Boucher’s pay was agreed before the cap came into force.

The ridiculous­ness of this rule at this stage really came home during the week when it emerged that FBD chief executive Fiona Muldoon earned €900,000 last year running a financial services company with a market capitalisa­tion of €273m. Boucher’s Bank of Ireland has a market cap of €7.8bn.

If the State’s 15pc shareholdi­ng can enforce the cap, despite Bank of Ireland having paid back all of the money it received from the State, then someone like Muldoon would be practicall­y halving her earnings to take the job.

What sort of hit might an internatio­nal banker be taking? It becomes all the more contentiou­s when you see that AIB chief executive Bernard Byrne, overseeing one of the biggest bank IPOs in the world at the moment, is on €500,000 plus a pension top-up of €100,000.

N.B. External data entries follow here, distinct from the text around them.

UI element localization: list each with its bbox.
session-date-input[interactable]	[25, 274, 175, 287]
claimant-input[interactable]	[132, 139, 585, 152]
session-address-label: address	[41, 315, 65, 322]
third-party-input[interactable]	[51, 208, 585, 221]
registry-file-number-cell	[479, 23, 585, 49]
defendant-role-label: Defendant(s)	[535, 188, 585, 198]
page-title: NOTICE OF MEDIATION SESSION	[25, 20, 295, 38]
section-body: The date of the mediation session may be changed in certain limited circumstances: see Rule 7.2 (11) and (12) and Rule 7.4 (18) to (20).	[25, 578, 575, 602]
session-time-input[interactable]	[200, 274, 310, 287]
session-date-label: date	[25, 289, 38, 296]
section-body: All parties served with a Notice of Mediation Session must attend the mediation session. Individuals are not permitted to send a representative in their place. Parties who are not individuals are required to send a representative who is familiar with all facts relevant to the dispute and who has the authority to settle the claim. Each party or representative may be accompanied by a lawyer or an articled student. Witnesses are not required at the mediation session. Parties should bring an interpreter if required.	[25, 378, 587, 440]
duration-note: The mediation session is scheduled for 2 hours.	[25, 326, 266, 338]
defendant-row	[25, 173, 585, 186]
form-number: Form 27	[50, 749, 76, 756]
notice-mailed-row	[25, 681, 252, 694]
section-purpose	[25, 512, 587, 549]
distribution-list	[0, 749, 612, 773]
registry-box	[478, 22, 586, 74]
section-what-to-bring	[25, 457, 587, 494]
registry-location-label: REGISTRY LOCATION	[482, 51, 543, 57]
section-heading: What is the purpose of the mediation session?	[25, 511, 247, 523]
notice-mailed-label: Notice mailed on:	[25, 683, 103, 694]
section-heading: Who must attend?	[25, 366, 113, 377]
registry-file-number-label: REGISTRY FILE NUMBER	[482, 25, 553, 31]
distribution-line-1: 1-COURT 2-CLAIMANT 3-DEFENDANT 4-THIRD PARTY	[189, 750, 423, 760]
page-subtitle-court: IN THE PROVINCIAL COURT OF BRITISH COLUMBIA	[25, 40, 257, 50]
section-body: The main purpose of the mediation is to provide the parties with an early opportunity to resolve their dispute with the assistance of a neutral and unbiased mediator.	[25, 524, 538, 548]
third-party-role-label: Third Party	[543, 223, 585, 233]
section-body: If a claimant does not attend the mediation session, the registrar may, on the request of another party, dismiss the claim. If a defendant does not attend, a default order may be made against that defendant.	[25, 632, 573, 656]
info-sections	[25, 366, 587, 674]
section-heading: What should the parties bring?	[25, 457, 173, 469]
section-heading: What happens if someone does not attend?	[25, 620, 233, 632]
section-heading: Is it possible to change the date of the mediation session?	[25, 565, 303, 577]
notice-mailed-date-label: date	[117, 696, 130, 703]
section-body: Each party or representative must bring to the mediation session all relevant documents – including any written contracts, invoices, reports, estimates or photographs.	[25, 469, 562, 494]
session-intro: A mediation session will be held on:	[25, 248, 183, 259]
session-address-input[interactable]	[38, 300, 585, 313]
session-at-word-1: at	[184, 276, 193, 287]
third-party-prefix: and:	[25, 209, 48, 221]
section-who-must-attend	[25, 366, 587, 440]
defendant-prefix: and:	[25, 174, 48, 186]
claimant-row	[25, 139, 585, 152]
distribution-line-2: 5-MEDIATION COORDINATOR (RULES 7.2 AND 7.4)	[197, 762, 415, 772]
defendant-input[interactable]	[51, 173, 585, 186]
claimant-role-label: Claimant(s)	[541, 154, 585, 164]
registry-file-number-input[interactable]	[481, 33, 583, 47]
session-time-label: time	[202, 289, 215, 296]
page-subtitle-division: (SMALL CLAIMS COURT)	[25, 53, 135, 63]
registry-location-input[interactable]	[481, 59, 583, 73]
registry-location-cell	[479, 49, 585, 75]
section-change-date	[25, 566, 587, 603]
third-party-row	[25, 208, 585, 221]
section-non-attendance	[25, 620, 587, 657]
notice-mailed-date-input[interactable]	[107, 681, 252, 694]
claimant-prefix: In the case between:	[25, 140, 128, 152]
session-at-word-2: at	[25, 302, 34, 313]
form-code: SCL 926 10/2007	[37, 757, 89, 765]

His non-executive chairman, Richard Pym, earned €365,000 last year. The non-executive chairman of Bank of Ireland earned €490,000.

Most experts agree the banks began to get it hopelessly wrong on lending, wholesale funding, property, 100pc mortgages and executive pay, from about 2003 onwards. AIB chief executive Tom Mulcahy was paid €1.2m to run the bank in 2000 — 17 years ago.